AUSTIN, Texas —
The Houston Astrodome. Photo: Ed Schipul / Flickr
The Texas Historical Commission (THC) voted to designate the Houston Astrodome—the first fully enclosed, domed, multipurpose sports stadium in the U.S.—a State Antiquities Landmark (SAL).
The Astrodome joins other SAL-designated sites like the Alamo, the State Capitol, the Cotton Bowl and many other iconic Texas landmarks.
“The Astrodome is not just an important part of Houston’s cultural history,” said Mark Wolfe, THC's Executive Director. “Architecturally, it is one of the most significant sports and entertainment venues in history, setting the standard for modern facilities around the world.”

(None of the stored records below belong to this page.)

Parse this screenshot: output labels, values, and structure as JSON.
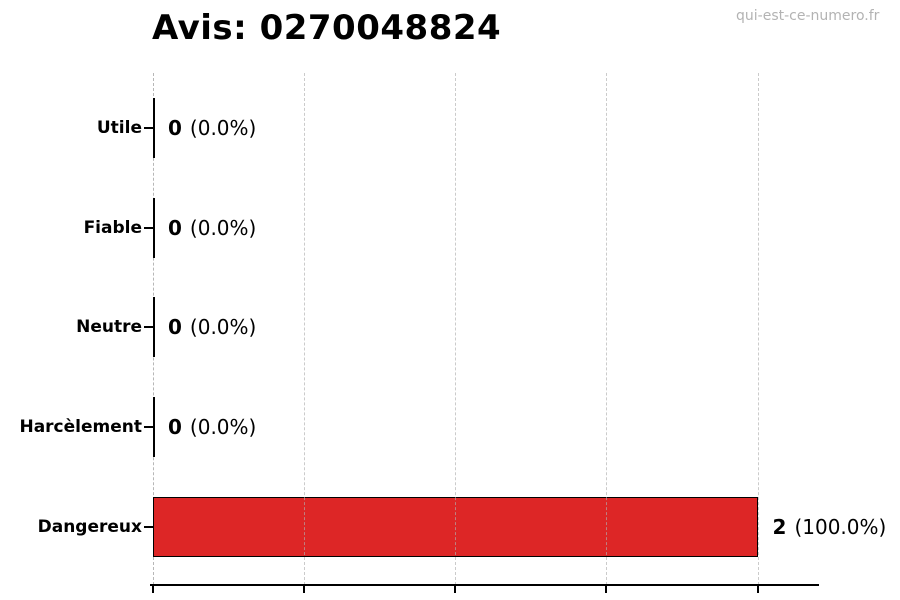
{
  "page": {
    "title": "Avis: 0270048824",
    "watermark": "qui-est-ce-numero.fr"
  },
  "chart_data": {
    "type": "bar",
    "orientation": "horizontal",
    "title": "Avis: 0270048824",
    "xlabel": "",
    "ylabel": "",
    "categories": [
      "Utile",
      "Fiable",
      "Neutre",
      "Harcèlement",
      "Dangereux"
    ],
    "values": [
      0,
      0,
      0,
      0,
      2
    ],
    "value_labels": [
      {
        "count": "0",
        "pct": "(0.0%)"
      },
      {
        "count": "0",
        "pct": "(0.0%)"
      },
      {
        "count": "0",
        "pct": "(0.0%)"
      },
      {
        "count": "0",
        "pct": "(0.0%)"
      },
      {
        "count": "2",
        "pct": "(100.0%)"
      }
    ],
    "xlim": [
      0,
      2.2
    ],
    "x_gridlines": [
      0,
      0.5,
      1.0,
      1.5,
      2.0
    ],
    "grid": true,
    "legend_position": "none",
    "colors": {
      "bar_fill": "#dd2626",
      "bar_edge": "#000000",
      "gridline": "#afafaf",
      "watermark": "#b3b3b3",
      "title_text": "#000000"
    }
  }
}
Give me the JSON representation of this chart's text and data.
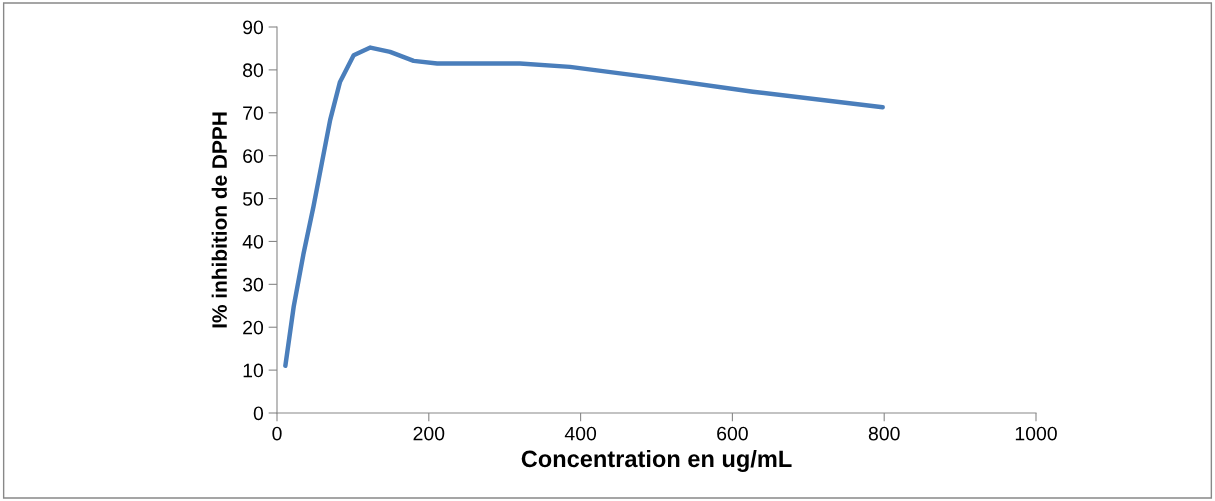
{
  "chart_data": {
    "type": "line",
    "xlabel": "Concentration en ug/mL",
    "ylabel": "I% inhibition de DPPH",
    "x": [
      11,
      22,
      35,
      48,
      59,
      70,
      83,
      101,
      123,
      149,
      180,
      211,
      254,
      320,
      386,
      495,
      627,
      798
    ],
    "series": [
      {
        "color": "#4a7ebb",
        "values": [
          11,
          24.8,
          37.2,
          48.1,
          58.2,
          68.3,
          77.2,
          83.4,
          85.2,
          84.2,
          82.1,
          81.5,
          81.5,
          81.5,
          80.7,
          78.2,
          74.9,
          71.3
        ]
      }
    ],
    "xlim": [
      0,
      1000
    ],
    "xticks": [
      0,
      200,
      400,
      600,
      800,
      1000
    ],
    "ylim": [
      0,
      90
    ],
    "yticks": [
      0,
      10,
      20,
      30,
      40,
      50,
      60,
      70,
      80,
      90
    ],
    "grid": false,
    "marker": "none",
    "line_style": "solid"
  }
}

Completed in 1965 by Harris County, the Astrodome (officially the Harris County Domed Stadium) is the first enclosed and air-conditioned sports stadium in the U.S., boasting the largest clear span dome at the time of its completion (642 feet). Dubbed the "Eighth Wonder of the World," by the influential Houston Judge Roy M. Hofheinz, the Astrodome provided more than 60,000 seats while it served as home playing field to Major League Baseball’s Houston Astros until 2000 and the National Football League’s Houston Oilers until 1996.
Along with hosting the Astros before their first World Series in 2005, It hosted concerts by Elvis Presley, Muhammed Ali boxing matches, Evel Knievel stunts and the 1970’s “Battle of the Sexes” tennis match between Billie Jean King and Bobby Riggs. In 2005, the building provided temporary shelter to thousands of residents displaced by Hurricane Katrina flooding.
The SAL designation stipulates that a historic property cannot be removed, altered, damaged, salvaged, or excavated without a permit from the THC. Archeological sites, shipwrecks and historic buildings on non-federal public lands in Texas are eligible to be designated as SALs. Historic buildings must be listed in the National Register of Historic Places before they can be designated as SALs, but archeological sites do not have the same prerequisite.